J Interferon Cytokine Res 2002 Jun;22(6):689-92
Giannelli G, De Marzo A, Scagnolari C, Bergamini C, Fransvea E, Bagnato F, Bellomi F, Millefiorini E, Gasperini C, Antonaci S, Antonelli G.
Department of Internal Medicine, Immunology, and Infectious Diseases, Section of Internal Medicine, University of Bari Medical School, Bari, Italy.
Multiple sclerosis (MS) is a progressive, inflammatory, demyelinating disease.
An altered cytokine network has been reported to occur during the disease, and its pathogenetic role has been hypothesized.
To date, interferon-beta (IFN-beta) is the most effective and reliable therapy in the majority of MS patients, although the mechanisms underlying its therapeutic effects are not fully understood.
Breakdown of the blood-brain barrier (BBB) with consequent extravasation of the T cells and their invasion of the brain parenchyma seems to be one of the most important steps in the pathogenesis of the disease.
Matrix metalloproteinease-2 (MMP-2) and MMP-9 are enzymes with proteolytic activities toward extracellular matrix ECM components.

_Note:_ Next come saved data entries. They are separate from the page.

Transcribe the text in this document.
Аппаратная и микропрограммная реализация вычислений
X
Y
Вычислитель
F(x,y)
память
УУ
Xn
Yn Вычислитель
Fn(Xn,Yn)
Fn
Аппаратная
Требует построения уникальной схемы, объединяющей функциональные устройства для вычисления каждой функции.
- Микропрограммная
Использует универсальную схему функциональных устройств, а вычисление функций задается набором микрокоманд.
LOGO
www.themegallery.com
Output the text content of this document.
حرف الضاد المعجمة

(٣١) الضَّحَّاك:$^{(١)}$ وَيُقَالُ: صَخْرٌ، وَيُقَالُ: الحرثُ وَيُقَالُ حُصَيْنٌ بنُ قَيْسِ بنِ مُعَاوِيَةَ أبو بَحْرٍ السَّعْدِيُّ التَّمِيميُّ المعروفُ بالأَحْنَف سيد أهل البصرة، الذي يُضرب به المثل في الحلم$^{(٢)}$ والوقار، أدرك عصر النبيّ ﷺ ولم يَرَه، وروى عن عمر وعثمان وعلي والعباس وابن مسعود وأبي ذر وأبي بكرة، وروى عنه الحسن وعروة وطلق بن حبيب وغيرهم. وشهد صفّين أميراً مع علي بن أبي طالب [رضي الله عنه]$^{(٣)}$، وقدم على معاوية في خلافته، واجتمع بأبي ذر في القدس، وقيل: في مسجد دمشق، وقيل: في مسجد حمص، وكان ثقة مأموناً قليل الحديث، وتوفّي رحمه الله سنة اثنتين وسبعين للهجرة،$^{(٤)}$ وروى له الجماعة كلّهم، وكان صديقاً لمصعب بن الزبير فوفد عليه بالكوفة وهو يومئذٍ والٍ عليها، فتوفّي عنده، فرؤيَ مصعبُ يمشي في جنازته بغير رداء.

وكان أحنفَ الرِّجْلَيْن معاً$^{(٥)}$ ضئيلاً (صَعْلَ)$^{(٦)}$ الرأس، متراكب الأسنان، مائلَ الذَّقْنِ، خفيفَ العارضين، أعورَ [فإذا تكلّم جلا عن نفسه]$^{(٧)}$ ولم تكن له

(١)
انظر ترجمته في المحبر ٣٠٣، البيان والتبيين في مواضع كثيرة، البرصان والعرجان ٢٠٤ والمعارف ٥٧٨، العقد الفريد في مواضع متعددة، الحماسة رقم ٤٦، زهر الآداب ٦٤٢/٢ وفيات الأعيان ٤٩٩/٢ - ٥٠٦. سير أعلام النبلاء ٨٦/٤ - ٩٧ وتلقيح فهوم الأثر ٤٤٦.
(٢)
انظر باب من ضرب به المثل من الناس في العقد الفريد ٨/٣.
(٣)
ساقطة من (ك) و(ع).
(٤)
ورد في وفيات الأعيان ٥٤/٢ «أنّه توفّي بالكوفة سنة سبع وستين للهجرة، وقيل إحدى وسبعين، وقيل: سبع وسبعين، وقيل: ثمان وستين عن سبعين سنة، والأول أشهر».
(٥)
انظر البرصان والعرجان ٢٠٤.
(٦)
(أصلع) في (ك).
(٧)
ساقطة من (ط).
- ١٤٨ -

They are physiologically balanced by the MMP tissue inhibitors TIMP-2 and TIMP-1, so that proteolysis occurs as the result of increased MMP or decreased TIMP levels.
In 38 patients with MS, MMP-2 and TIMP-1 levels were similar before and after 9 months of IFN-beta therapy, whereas MMP-9 levels significantly decreased and TIMP-2 levels significantly increased in comparison to values obtained before treatment.
These results suggest that IFN-beta modulates T cell activities, including MMP and TIMP production, thus contributing either to maintaining the integrity of the BBB or to slowing the progression of the disease.